TILT Institute for the Contemporary Image
Exhibitions

An Opus of Love

Opening Reception: January 9, 2024 6:00pm - 9:00pm

January 9 – February 22, 2025

EXHIBITION DESCRIPTION

 An Opus of Love is a creative arts-based exploration that intersects with fields, such as new materialism, object-oriented ontology, and visual art education. It draws upon theories like those of Tina Campt from Listening to Images (2017), which serves as a guide to understanding the sonic frequencies of archival photographic images. Herman uses personal archival materials to explore themes like fatherhood, Black visualities, Gullah Geechee culture, and perception to grasp the interstitial moments of one’s relational living experiences.

Central to the exhibition is his use of collage, which he employs not just as an artistic technique but as a profound tool for introspection and narrative construction. This method allows him to capture the nuanced ways in which the past remains perpetually present and to create non-linear, seemingly fragmented, and discontinuous narratives that allow past and future to coexist in meaningful dialogues. Herman describes this process as a dynamic approach that bridges temporality and identity, mirroring his philosophical and autobiographical journey of using archival images to grasp how time is experienced and embodied.

Herman’s artistic practice aims to deepen the discourse on creative arts-based research, highlighting how collage can facilitate ontological inquiries of relationality and grasp an understanding of how we construct, narrate, and live our identities.

DAVID HERMAN JR BIO

Dr. David Herman Jr. is a distinguished visual art education scholar and artist focusing on the intersections of perception, embodiment, and ontology as a politics. Their interest is centered around posthumanist new materialist theories and they employ phenomenological methods to explore critical social and educational interventions. Herman’s scholarly work has contributed to understanding the relational and political aspects of human and other-than-human interactions as pedagogical endeavors. Herman has authored and co-edited book chapters and peer-reviewed journal articles discussing critical visual education, the politics of space and identity, and the implications of gestural visualities. Their recent works include contributions to book volumes such as Visual Pedagogies: Concepts, Cases, and Practices (2023) and The Palgrave Handbook of Race and the Arts in Education (2018).

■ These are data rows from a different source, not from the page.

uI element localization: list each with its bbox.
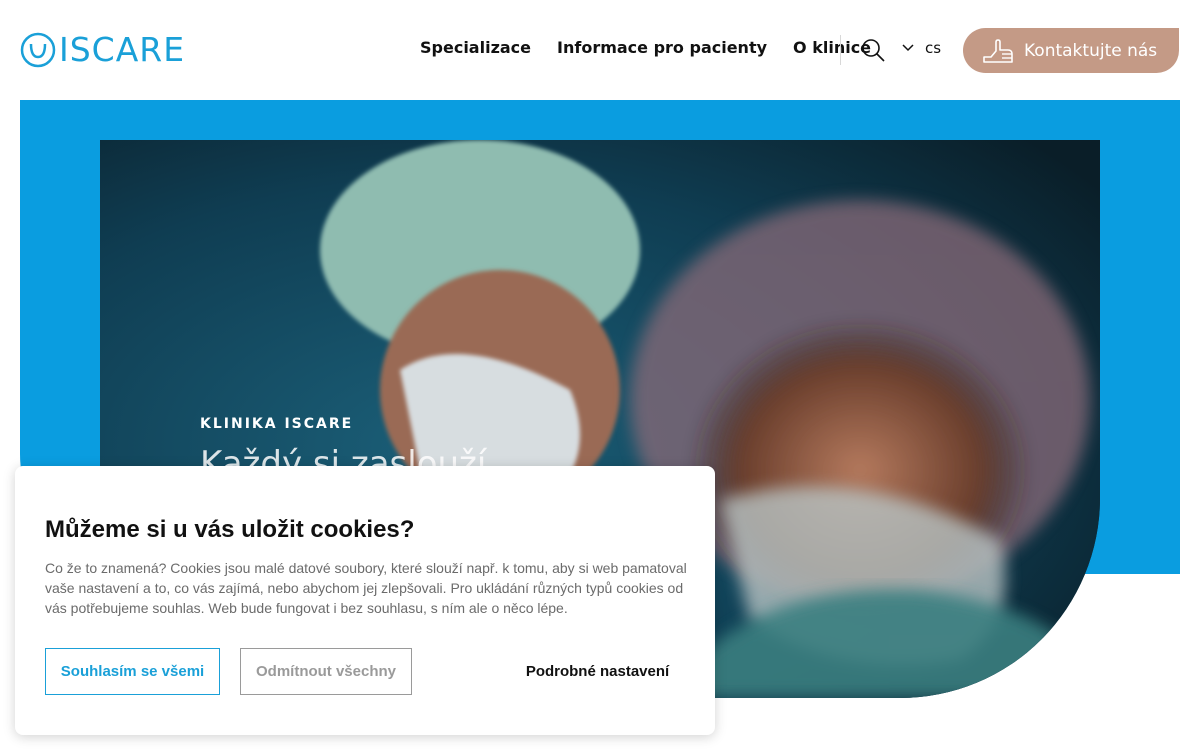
contact-button[interactable]: Kontaktujte nás <box>963 28 1179 73</box>
cookie-dialog: Můžeme si u vás uložit cookies? Co že to… <box>15 466 715 735</box>
cookie-settings-button[interactable]: Podrobné nastavení <box>505 648 690 695</box>
nav-item-informace[interactable]: Informace pro pacienty <box>557 36 767 60</box>
main-nav: Specializace Informace pro pacienty O kl… <box>420 36 897 60</box>
logo-icon <box>20 32 56 68</box>
logo[interactable]: ISCARE <box>20 31 185 69</box>
language-switcher[interactable]: cs <box>902 39 941 57</box>
chevron-down-icon <box>902 44 914 52</box>
nav-item-o-klinice[interactable]: O klinice <box>793 36 871 60</box>
site-header: ISCARE Specializace Informace pro pacien… <box>0 0 1200 100</box>
search-icon[interactable] <box>861 38 885 62</box>
cookie-dialog-text: Co že to znamená? Cookies jsou malé dato… <box>45 560 687 616</box>
hero-eyebrow: KLINIKA ISCARE <box>200 416 354 432</box>
reject-all-button[interactable]: Odmítnout všechny <box>240 648 412 695</box>
contact-button-label: Kontaktujte nás <box>1024 40 1158 61</box>
cookie-dialog-title: Můžeme si u vás uložit cookies? <box>45 516 415 543</box>
nav-item-specializace[interactable]: Specializace <box>420 36 531 60</box>
logo-text: ISCARE <box>59 30 186 69</box>
language-label: cs <box>925 39 942 57</box>
nav-divider <box>840 35 841 65</box>
accept-all-button[interactable]: Souhlasím se všemi <box>45 648 220 695</box>
hand-icon <box>983 38 1013 63</box>
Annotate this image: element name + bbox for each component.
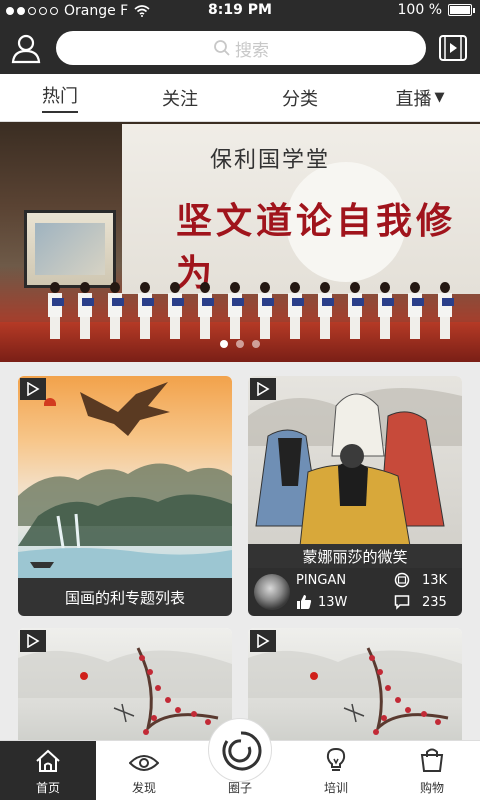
- play-badge: [250, 378, 276, 400]
- card-thumbnail: [248, 376, 462, 546]
- video-card-2[interactable]: 蒙娜丽莎的微笑 PINGAN 13W 13K 235: [248, 376, 462, 616]
- card-caption: 蒙娜丽莎的微笑: [248, 544, 462, 568]
- home-icon: [36, 749, 60, 772]
- pager-dot[interactable]: [236, 340, 244, 348]
- status-right: 100 %: [397, 2, 475, 18]
- tab-category[interactable]: 分类: [240, 74, 360, 121]
- film-icon: [394, 572, 410, 588]
- play-icon: [257, 382, 270, 396]
- tab-follow[interactable]: 关注: [120, 74, 240, 121]
- views-value: 13K: [422, 572, 448, 588]
- nav-circle-button[interactable]: [208, 718, 272, 782]
- nav-label: 培训: [323, 781, 348, 795]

Herman has held several artist residencies, including at the Dallas Museum of Art, the Harvey B. Gantt Center for African American Arts + Culture, and Project Row Houses in Houston, where they exhibited work and developed educational programs and youth-oriented workshops. Herman’s photographic work has been featured in solo exhibitions, such as a 10-channel new media installation Not Without a Trace at the Dallas Museum of Art and Etched In The Eyes of A People Called Gullah Geechee. Their artwork has appeared in group exhibitions and received accolades, such as the Reuben Burrell Photography Award at Hampton University Museum. His photographs have also been published in journals like Callaloo and the Ohio University Research Journal, furthering his recognition in the artistic and academic fields. Herman is Assistant Professor of Art Education at the Tyler School of Art and Architecture at Temple University in Philadelphia, PA.